Purpose : To describe a novel ocular association, bilateral optic nerve pits, in a patient with Cobb Syndrome, a rare congenital disorder characterized by cutaneous vascular lesions and spinal arteriovenous malformations.

Methods : A case report is described of a 15-year-old boy diagnosed with Cobb Syndrome who was found on screening ophthalmologic exam to have bilateral optic disc pits. Evaluation included full ophthalmologic exam, fundus photography, and SD-OCT imaging of the macula and optic discs. Medical history was assembled from the coordinating neurology and hematology services, and surgical history was reviewed with the treating pediatric orthopedic surgeon. A review of the literature in Cobb syndrome and its known associated findings was performed.
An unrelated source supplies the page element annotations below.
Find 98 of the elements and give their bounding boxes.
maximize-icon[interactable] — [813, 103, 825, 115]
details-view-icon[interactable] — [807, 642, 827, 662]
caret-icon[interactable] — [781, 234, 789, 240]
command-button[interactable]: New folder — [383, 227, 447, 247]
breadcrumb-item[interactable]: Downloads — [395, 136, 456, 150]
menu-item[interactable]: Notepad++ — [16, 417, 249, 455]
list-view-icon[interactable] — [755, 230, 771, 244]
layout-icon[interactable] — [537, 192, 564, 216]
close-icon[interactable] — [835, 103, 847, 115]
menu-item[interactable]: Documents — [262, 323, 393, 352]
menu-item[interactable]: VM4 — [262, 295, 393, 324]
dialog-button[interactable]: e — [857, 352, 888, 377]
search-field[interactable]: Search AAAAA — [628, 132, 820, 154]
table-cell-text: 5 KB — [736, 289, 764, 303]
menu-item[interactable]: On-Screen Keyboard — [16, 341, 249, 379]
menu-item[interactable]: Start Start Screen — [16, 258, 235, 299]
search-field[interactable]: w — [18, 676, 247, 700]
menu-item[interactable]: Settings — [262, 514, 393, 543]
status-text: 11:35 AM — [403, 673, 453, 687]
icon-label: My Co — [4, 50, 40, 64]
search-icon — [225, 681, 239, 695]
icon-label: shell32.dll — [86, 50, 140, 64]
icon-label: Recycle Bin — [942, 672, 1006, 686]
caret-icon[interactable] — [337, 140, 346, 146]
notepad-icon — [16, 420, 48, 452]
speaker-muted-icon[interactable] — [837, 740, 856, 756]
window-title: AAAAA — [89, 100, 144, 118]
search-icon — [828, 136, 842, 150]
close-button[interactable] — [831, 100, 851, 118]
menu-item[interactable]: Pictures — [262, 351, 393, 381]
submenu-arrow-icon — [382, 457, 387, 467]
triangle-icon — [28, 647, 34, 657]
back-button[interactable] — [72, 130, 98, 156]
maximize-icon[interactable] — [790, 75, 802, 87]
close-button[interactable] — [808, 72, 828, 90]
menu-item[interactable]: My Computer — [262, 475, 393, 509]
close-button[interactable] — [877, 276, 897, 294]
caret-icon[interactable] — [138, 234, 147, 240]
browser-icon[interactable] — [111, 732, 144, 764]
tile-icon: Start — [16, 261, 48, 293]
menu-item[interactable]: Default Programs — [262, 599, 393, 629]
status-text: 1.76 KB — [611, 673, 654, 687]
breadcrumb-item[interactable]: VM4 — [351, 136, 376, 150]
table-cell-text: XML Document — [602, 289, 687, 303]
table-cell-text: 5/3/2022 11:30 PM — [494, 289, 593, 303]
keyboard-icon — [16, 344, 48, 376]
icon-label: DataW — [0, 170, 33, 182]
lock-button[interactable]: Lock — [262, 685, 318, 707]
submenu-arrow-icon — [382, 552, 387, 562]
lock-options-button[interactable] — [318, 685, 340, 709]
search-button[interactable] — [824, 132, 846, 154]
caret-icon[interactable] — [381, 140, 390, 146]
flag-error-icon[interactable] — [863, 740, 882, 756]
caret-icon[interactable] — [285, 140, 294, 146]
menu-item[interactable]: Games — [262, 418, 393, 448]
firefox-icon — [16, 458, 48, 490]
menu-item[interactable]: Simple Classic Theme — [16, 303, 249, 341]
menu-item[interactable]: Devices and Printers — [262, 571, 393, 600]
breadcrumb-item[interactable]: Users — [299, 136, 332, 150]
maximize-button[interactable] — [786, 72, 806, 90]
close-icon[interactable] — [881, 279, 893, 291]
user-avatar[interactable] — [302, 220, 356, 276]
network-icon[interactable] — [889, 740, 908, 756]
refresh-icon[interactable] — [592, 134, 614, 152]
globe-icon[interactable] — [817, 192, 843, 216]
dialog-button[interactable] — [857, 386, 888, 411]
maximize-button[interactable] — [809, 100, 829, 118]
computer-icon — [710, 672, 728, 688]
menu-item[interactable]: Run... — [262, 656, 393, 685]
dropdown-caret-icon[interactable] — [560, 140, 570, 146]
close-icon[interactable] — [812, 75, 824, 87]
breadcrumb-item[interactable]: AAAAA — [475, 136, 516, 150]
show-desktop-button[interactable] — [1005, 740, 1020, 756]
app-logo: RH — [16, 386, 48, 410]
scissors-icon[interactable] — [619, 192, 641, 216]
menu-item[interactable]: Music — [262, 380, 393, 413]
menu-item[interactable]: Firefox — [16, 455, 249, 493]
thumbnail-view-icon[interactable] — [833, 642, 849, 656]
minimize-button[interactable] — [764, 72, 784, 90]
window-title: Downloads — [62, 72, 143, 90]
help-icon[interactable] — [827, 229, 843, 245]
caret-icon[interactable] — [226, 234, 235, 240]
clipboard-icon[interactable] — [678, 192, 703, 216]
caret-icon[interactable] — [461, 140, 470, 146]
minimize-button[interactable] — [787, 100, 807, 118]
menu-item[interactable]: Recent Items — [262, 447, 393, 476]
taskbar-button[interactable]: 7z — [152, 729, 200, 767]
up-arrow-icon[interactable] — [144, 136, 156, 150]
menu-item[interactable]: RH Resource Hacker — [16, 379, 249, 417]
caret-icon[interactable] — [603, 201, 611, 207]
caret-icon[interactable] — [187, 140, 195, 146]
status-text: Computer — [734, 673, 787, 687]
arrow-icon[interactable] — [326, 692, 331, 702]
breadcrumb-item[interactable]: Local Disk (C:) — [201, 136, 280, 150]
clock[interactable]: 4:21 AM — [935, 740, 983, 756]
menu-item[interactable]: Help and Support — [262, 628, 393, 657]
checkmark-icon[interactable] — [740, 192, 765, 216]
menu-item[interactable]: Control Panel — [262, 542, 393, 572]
Results : Cobb syndrome (cutaneomeningospinal angiomatosis) is a rare congenital condition of cutaneous vascular lesions (neveus flammeus) associated with dermatomal spinal arteriovenous malformations (AVMs), typically presenting in late childhood. This patient, a 15-year old boy with Cobb syndrome, presented for screening ophthalmologic exam. He used a wheelchair and had a typical violaceous angiomatous skin lesion on his left back, with a history of left paraspinous AVMs, demonstrated as non-enhancing voids on MRI. He developed spontaneous myelopathy and severe thoracic scoliosis in the first decade of life, requiring multiple spinal fusion surgeries. He had no visual symptoms. On ophthalmic examination, visual acuity was 20/20 in each eye. Pupils, ocular motility, intraocular pressure and confrontation visual fields were normal, as was the anterior segment exam. Dilated fundus exam revealed a grey optic pit lesion of the left optic disc, and otherwise the retina exam appeared normal in both eyes. SD-OCT revealed optic disc pits in both eyes, with deeply excavations and hyporeflective cavities within the nerve head. The macular OCT was normal in each eye with good foveal contours and no serous subretinal fluid. No treatment was indicated, and an annual ophthalmologic exam was recommended.

Conclusions : The unusual finding of bilateral optic disc pits in this rare congenital neurocutaneous disorder represents the first report of ophthalmic abnormalities in association with Cobb syndrome. Patients with Cobb Syndrome may be considered for screening ophthalmological exam for the detection of subclinical optic nerve abnormalities.

This is a 2020 ARVO Annual Meeting abstract.